Location
- Huddersfield Road Copley Stalybridge, Greater Manchester, SK15 3RR England
- Coordinates: 53°29′13″N 2°02′21″W﻿ / ﻿53.48693°N 2.03922°W

Information
- Type: Academy
- Local authority: Tameside Council
- Department for Education URN: 139294 Tables
- Ofsted: Reports
- Gender: Coeducational
- Age: 11 to 16
- Colours: Black and blue
- Website: https://www.dixonspa.com/

= Copley Academy =

Dixons Pennine Academy (formerly Copley High School and Copley Academy) is a coeducational secondary school with academy status. It is located in the Copley area of Stalybridge in the English county of Greater Manchester.

Previously a community school administered by Tameside Metropolitan Borough Council, Copley High School converted to academy status on 1 February 2013 and was renamed Copley Academy. The school is now part of the Great Academies Education Trust which also includes Great Academy Ashton in Ashton-under-Lyne and Silver Springs Primary Academy in Stalybridge.

Copley Academy was renamed Dixons Pennine Academy on March 1st 2026 when Great Academies Education Trust merged with Dixons Academies Trust, a large academy trust in the north west of England.

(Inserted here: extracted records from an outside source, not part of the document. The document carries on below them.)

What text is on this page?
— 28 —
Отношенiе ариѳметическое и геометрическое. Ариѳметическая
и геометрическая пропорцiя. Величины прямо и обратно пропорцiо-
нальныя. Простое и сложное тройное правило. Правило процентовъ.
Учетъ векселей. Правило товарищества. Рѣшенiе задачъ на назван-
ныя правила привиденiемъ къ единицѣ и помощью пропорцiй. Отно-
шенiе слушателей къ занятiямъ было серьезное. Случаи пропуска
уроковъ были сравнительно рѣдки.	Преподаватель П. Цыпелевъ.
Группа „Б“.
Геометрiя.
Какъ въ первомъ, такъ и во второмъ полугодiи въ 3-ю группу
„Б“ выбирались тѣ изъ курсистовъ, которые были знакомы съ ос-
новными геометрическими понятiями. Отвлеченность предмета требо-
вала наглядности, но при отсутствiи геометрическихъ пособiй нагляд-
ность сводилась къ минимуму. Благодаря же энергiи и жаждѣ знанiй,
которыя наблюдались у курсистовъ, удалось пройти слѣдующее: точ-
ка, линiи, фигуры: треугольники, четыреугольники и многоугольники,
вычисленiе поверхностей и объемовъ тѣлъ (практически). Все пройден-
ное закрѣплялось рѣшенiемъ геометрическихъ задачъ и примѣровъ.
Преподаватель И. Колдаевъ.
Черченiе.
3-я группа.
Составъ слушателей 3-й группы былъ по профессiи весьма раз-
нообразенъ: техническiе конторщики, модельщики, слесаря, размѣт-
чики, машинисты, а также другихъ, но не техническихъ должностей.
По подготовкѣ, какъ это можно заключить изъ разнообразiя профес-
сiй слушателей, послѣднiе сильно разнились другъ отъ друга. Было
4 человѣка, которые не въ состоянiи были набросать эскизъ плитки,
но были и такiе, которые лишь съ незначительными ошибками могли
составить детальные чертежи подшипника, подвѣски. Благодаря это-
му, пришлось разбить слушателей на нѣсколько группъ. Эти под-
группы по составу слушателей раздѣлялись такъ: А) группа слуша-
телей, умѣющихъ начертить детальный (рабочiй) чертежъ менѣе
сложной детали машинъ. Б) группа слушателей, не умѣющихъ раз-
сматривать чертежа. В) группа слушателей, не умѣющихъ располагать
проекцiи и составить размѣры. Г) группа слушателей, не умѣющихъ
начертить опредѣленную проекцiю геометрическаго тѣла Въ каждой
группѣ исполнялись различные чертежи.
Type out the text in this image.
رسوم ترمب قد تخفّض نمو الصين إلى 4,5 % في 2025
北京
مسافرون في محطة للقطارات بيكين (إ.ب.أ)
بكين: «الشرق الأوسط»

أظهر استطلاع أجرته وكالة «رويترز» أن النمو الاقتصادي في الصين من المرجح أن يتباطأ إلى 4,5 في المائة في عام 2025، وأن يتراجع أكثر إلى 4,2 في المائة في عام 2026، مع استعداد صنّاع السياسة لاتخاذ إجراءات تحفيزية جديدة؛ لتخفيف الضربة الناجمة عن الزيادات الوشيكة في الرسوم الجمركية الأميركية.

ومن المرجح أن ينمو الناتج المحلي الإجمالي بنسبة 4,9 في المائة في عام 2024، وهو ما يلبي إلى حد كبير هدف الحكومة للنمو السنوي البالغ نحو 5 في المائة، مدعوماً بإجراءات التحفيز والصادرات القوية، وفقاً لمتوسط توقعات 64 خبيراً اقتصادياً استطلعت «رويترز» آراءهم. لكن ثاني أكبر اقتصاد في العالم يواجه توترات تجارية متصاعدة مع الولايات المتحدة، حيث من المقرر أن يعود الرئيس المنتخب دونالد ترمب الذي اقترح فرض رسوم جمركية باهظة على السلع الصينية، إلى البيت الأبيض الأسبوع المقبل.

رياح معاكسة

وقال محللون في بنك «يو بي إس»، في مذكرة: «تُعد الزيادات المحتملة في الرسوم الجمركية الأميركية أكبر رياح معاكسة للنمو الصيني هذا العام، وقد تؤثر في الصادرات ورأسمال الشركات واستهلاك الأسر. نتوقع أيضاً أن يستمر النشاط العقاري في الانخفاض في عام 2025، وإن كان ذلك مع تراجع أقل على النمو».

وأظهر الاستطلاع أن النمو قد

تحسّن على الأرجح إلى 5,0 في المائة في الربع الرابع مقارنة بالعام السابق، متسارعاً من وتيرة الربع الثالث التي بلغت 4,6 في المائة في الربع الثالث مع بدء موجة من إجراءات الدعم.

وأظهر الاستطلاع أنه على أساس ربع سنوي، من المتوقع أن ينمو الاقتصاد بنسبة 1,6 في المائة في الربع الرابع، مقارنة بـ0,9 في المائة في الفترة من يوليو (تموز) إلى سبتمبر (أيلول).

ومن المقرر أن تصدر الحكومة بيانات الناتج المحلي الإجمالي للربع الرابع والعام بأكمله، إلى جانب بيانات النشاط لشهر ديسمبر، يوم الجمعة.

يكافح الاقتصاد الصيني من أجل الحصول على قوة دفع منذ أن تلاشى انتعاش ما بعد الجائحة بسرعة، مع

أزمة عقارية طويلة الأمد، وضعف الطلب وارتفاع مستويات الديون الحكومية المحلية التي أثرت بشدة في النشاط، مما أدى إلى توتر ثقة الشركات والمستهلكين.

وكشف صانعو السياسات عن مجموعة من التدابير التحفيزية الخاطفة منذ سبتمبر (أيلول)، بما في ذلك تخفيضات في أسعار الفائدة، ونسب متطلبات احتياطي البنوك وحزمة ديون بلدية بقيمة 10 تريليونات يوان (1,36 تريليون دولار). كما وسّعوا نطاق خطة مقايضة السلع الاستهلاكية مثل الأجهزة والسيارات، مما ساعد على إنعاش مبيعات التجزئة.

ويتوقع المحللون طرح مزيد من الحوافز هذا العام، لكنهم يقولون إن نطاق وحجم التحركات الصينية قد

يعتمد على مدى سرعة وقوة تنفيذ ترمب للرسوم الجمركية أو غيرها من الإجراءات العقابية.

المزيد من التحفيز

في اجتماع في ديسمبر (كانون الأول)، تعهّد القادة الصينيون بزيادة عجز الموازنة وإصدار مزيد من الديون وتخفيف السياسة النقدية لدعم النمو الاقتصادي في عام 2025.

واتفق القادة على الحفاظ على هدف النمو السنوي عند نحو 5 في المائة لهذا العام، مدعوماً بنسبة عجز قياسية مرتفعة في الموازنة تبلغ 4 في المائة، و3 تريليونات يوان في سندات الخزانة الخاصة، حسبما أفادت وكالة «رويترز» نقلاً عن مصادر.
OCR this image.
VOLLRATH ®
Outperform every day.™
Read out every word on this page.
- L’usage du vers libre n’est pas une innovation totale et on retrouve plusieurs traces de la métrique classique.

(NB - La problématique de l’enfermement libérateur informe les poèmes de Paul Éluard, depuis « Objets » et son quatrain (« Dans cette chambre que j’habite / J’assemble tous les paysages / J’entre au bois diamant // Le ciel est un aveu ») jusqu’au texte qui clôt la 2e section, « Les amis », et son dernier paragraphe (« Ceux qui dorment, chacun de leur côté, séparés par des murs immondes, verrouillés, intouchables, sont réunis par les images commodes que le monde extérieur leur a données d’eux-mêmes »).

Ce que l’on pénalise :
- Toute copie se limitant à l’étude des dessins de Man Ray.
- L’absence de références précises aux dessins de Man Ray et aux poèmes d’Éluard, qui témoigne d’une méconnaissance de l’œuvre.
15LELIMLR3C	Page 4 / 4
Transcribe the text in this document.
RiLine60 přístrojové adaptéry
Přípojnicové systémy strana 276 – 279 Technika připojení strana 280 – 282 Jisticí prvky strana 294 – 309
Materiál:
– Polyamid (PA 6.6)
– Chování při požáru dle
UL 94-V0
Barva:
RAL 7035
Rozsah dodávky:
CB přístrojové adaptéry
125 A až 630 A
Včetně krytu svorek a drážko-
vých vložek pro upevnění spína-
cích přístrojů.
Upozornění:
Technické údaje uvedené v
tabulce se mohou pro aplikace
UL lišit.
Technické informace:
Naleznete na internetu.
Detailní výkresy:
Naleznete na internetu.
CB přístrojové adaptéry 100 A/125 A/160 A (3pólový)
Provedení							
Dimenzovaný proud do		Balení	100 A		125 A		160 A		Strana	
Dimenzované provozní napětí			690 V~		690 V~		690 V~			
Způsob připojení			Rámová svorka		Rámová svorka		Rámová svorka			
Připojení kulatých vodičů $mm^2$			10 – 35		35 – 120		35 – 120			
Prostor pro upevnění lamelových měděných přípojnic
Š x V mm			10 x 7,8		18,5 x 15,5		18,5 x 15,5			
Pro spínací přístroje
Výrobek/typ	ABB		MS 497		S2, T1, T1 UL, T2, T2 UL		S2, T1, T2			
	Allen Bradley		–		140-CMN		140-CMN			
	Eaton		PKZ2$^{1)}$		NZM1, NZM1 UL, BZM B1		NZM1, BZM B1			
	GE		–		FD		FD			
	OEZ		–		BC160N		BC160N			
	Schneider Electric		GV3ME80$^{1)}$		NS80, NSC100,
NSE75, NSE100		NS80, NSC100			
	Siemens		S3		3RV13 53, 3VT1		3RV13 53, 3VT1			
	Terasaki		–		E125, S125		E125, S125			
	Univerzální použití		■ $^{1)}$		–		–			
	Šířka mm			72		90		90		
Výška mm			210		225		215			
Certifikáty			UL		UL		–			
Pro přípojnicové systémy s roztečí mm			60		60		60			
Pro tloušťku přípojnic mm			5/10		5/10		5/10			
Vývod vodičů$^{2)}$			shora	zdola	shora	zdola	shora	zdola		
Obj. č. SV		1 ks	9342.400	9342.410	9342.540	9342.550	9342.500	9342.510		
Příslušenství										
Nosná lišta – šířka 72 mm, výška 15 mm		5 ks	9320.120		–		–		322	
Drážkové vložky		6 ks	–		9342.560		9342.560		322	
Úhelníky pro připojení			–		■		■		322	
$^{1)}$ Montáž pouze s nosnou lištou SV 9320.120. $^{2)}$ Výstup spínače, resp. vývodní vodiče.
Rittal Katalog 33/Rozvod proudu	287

Copley Academy offers GCSEs, BTECs and Cambridge Nationals as programmes of study for pupils. The school also has specialisms in mathematics and ICT.

The Copley Academy was established in 1968 as part of the local authority's initiative to expand secondary education in the Tameside area. Originally named Copley High School, it was built to serve the rapidly growing suburban communities around Stalybridge. The school was designed with modernist architectural features typical of the late 1960s, including spacious classrooms and dedicated facilities for science and the arts. Over the decades, the school has undergone several renovations to update its infrastructure and accommodate advances in technology and pedagogy.

Development and Changes in Education
Throughout the 1980s and 1990s, Copley High School adapted to the changing educational landscape in England, including the introduction of the National Curriculum and new assessment methods. The school placed increasing emphasis on vocational training alongside traditional academic subjects, reflecting the needs of the local community and economy. This period also saw a rise in extracurricular activities, with Copley gaining recognition for its sports teams and music programs.

Transition to Academy Status
In 2012, as part of government reforms encouraging schools to convert to academy status, Copley High School became The Copley Academy. This transition granted the school greater autonomy from the local education authority, allowing it to tailor its curriculum and management structure more closely to student needs. The academy invested heavily in technology upgrades and new teaching resources, aiming to raise educational standards and improve exam results.

Community Engagement and Facilities
The Copley Academy has long maintained strong ties with the local community. It regularly hosts events such as open days, charity fundraisers, and adult learning courses. The school's sports facilities are also used by local clubs and residents, fostering community involvement. Recent additions to the campus include a modern sports hall and a dedicated performing arts center, which support both curricular and extracurricular activities.

Recent Achievements and Future Plans
In recent years, The Copley Academy has been recognized for its progress in raising student attainment and supporting inclusive education. It has developed specialized programs to support students with special educational needs and has strengthened its partnerships with local businesses and higher education institutions. Looking forward, the academy plans to expand its STEM offerings and enhance digital learning, preparing students for the challenges of the 21st century workforce.